Before winter break, Principal Peg Shoemaker and the Middleton High School (MHS) administration enacted new restrictions on student movement around the building, including limiting the use of shared learning spaces and implementing strict adherence to hall passes.
The so-called “reset” is in response to a trend of harmful behaviors that schools across the country, including MHS, are seeing this year.
First semester at MHS was characterized by more frequent physical altercations, an increase in vandalism, a higher incidence of drug sales between students on campus, and a growing trend of truancy, according to Shoemaker.
MHS has already recorded 13 more physical contacts so far this year compared to the 2018-2019 school year, the last full school year before COVID-19 disrupted in-person learning. The administration defines a physical contact as negative physical interaction ranging from shoving to an all-out fight. There have been twenty physical contacts since school began in September.
Students are also destroying parts of the new building, especially in the bathrooms. Rich Bruns, head custodian at MHS, sees the uptick in vandalism this year first-hand.
Since the beginning of the school year, Bruns has had to replace five faucets students intentionally broke in the new building, each costing about 900 dollars, and four more still need fixing. The custodial staff recently replaced a faucet that was just broken again.
Along with faucets, more than a dozen soap dispensers have been destroyed. Bruns commented that the vandalism is disrespectful to the custodial staff, and he is disappointed that students’ behavior is making their jobs more difficult as well as wasting taxpayer dollars.
The new high school is predicted to cost $138.9 million, and defacement of the completed north addition is already costing the district additional funds to replace parts of the new facility.
Along with wasting resources, the rise of physical fights, skipping class, and vandalism is “not supporting students’ learning or their mental health,” according to Shoemaker.
Shoemaker is addressing the behavior issues at MHS with increased structure, noting that returning to school after a year of greater independence was difficult for students, especially on top of other financial and emotional pandemic-related stress.
“We looked at all of the behavioral data to make decisions,” Shoemaker said. “We just decided we have to have more structure.”
In December, Shoemaker announced that students were not allowed outside classrooms without a hall pass, and the small group instruction (SGI) rooms and common spaces were closed.
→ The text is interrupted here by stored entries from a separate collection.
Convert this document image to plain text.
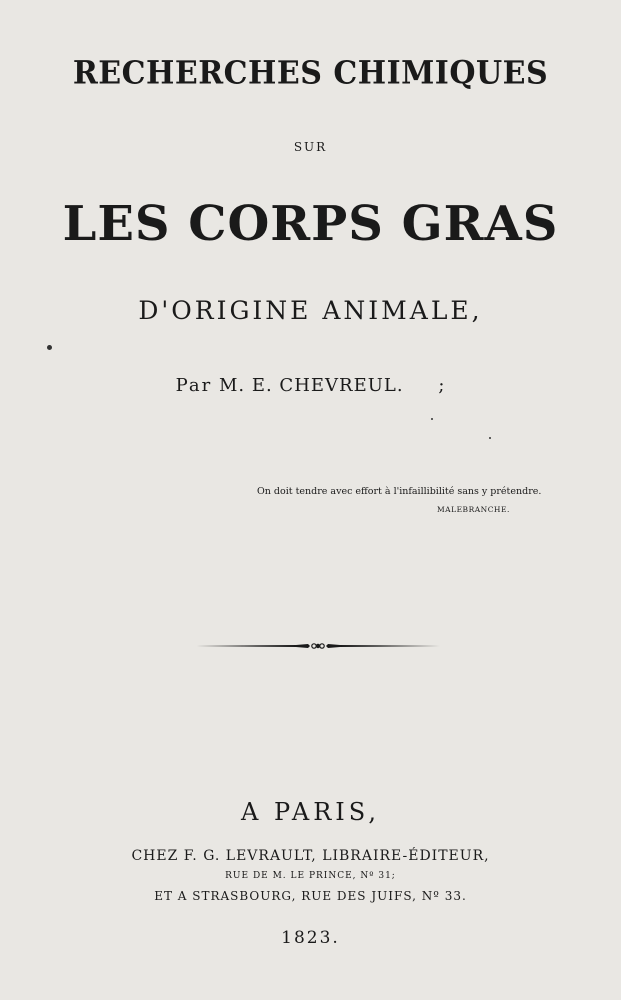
RECHERCHES CHIMIQUES
SUR
LES CORPS GRAS
D'ORIGINE ANIMALE,
Par M. E. CHEVREUL. ;
On doit tendre avec effort à l'infaillibilité sans y prétendre.
MALEBRANCHE.
A PARIS,
CHEZ F. G. LEVRAULT, LIBRAIRE-ÉDITEUR,
RUE DE M. LE PRINCE, Nº 31;
ET A STRASBOURG, RUE DES JUIFS, Nº 33.
1823.
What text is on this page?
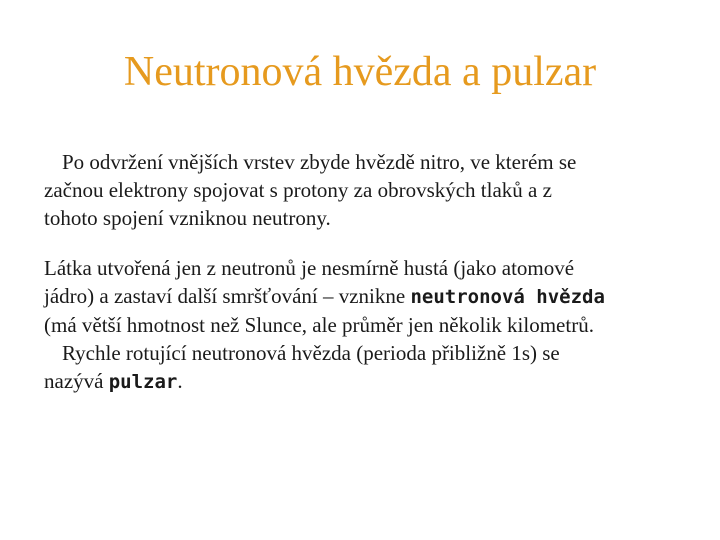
Neutronová hvězda a pulzar
Po odvržení vnějších vrstev zbyde hvězdě nitro, ve kterém se
začnou elektrony spojovat s protony za obrovských tlaků a z
tohoto spojení vzniknou neutrony.
Látka utvořená jen z neutronů je nesmírně hustá (jako atomové
jádro) a zastaví další smršťování – vznikne neutronová hvězda
(má větší hmotnost než Slunce, ale průměr jen několik kilometrů.
Rychle rotující neutronová hvězda (perioda přibližně 1s) se
nazývá pulzar.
Shoemaker reopened the shared learning spaces after winter break with added restrictions: teachers must reserve SGI rooms, and students must have a bright pink pass from their teacher to be in the rooms.
As of Jan. 24, hall passes have taken a new form, too, as large, green plastic cards for the bathroom and bright pink paper passes for farther trips. Shoemaker and the administration hope consistent use of hall passes will reduce vandalism and prevent lingering in the hallways, something students are doing to avoid class.
The new restrictions are unpopular among students, especially because most are following expectations and getting to class without issue.
Shoemaker is glad to see many students using the new north addition as intended. From chatting in the common spaces in the morning to working on group projects in the SGI rooms during class time, the open design is giving students the chance to connect in new ways.
“They’re just such beautiful, beautiful spaces for kids to work in collaboration or even to work independently,” Shoemaker said. “I’m the hugest advocate for those small group instruction and common spaces…but we also have a responsibility to use them right.”
Shoemaker is hopeful that once students adjust to the new expectations, they can use these spaces in the way they were fully intended.
“If we can reestablish some norms about how to use the space, I think it’ll be just fine. It’s just re-establishing, this is our school. This is how we use these spaces. We don’t deface. We don’t do that kind of thing,” she said.
It has not been long enough for the administration to determine the success of the current behavior “reset,” but the passes are likely here to stay.